Embora esteja no fim, março é o mês de conscientização e prevenção de doenças renais em pets e leva o nome de Março Amarelo Pet. Assim como os humanos, cães e gatos possuem naturalmente dois rins. É nesses órgãos que ocorre a filtração do sangue, a reabsorção de elementos benéficos e a eliminação de elementos nocivos ao organismo do animal.
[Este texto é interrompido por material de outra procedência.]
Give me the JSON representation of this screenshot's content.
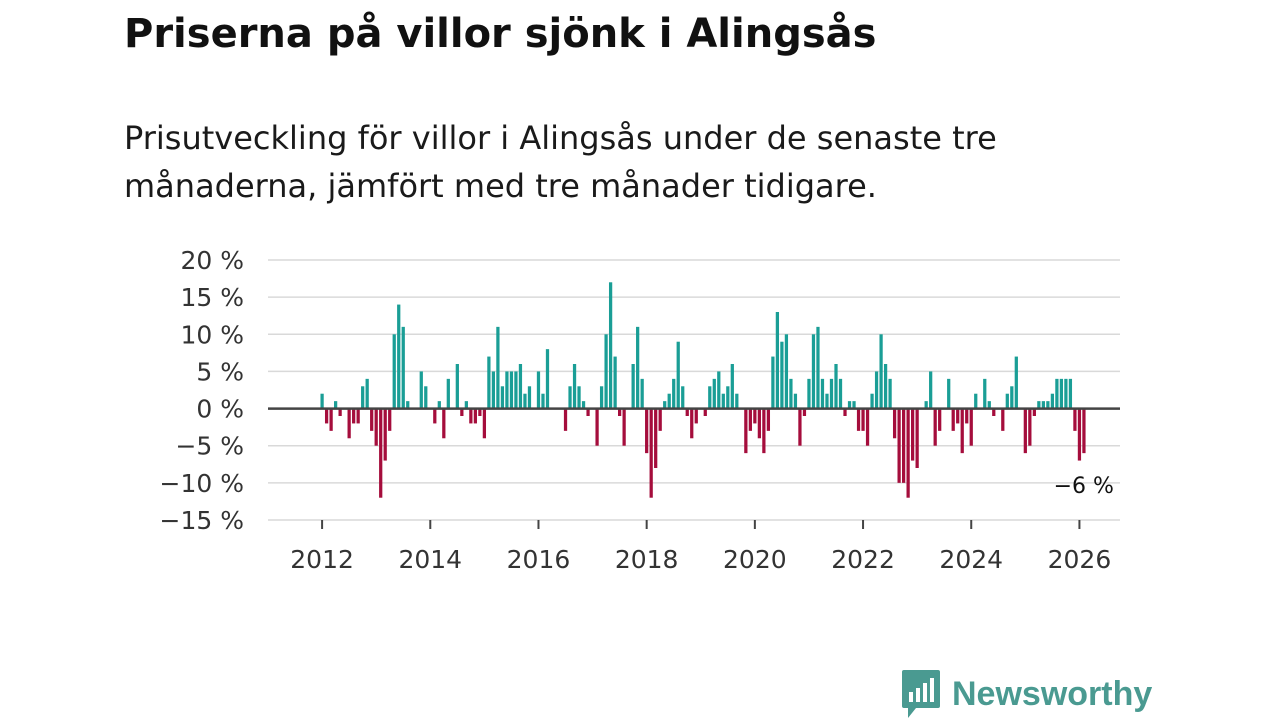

A insuficiência renal consiste no mau funcionamento dos rins e a limitação de suas funções, onde há perda da capacidade de filtrar, e o sangue poluído retorna para o corpo, levando ao aumento da pressão arterial, entre outras complicações na saúde do animal.
A insuficiência renal (IR) é uma doença grave que acomete, com frequência, cães e gatos de todas as idades. É caracterizada pela perda da função dos rins. Muitos animais podem ter a doença e permanecer assintomáticos, ou seja, não demonstrar muitos sinais durante um tempo.
São diversas as causas da insuficiência renal em cães e gatos, sendo algumas delas: idade, obesidade, alimentação, doenças infecciosas e problemas dentários. Algumas raças de cães e gatos também têm uma maior predisposição a desenvolver a doença.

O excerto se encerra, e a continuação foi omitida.